The Uncritical Solitonic Undulations of Barchan Sand Dunes

Barchan Sand DunesBarchan Sand Dunes, Empty Quarter – National Geographic

Among the more interesting landforms generated by Aeolian processes on earth (as well as other planets) are those known as Barchan (literally crescent or arc shaped) sand dunes. Generated with constant wind direction and relatively low sand availability, a Barchan dune can stretch between a few meters up to spans of more than a 100 meters. At a distance these geometric mounds appear as sculptural forms herding en mass across the surface of the desert. An interesting spatio-temporal property of the collective is the behaviour of small fast moving sand dunes passing through larger slower dunes unscathed. This kind movement is similar to the way standing waves (Solitons) pass through each other in sound and light.

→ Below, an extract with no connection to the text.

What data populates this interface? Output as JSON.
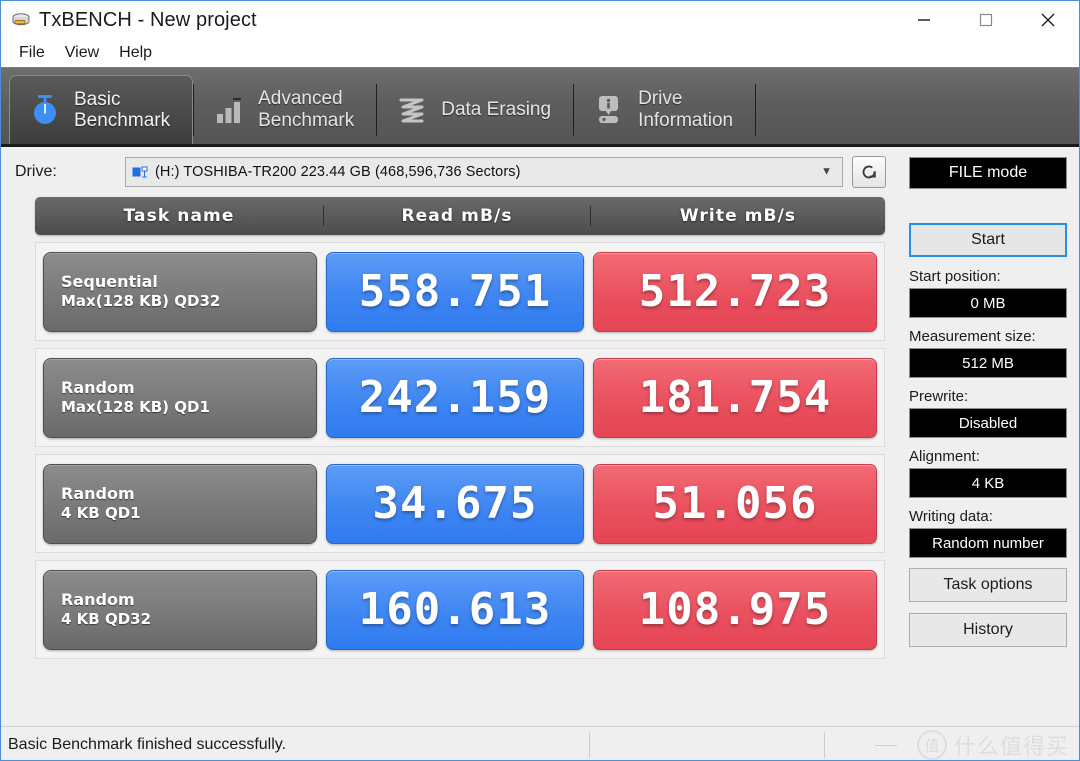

Dune formation has been extensively modelled using discreet cellular-based agents. A time-lapsed video of Barchan dune movement would most likely appear as a liquid Cellular Automata-like animation. General sand dune formation relies on the notion of self-organised criticality. Grains of sand pile up on a dune until the dune reaches a critical point and then an avalanche occurs often creating a chain reaction of complex dune formation. Barchan dunes seem to exist on the edge of self-criticality, just about avoiding the inevitable collapse to maintain their form as they march across the desert.

Elsewhere in our Solar System extreme winds on Mars (gusts up to 600 km/hr) also generate fields of Barchan dunes, particularly at its poles where the dunes become frozen.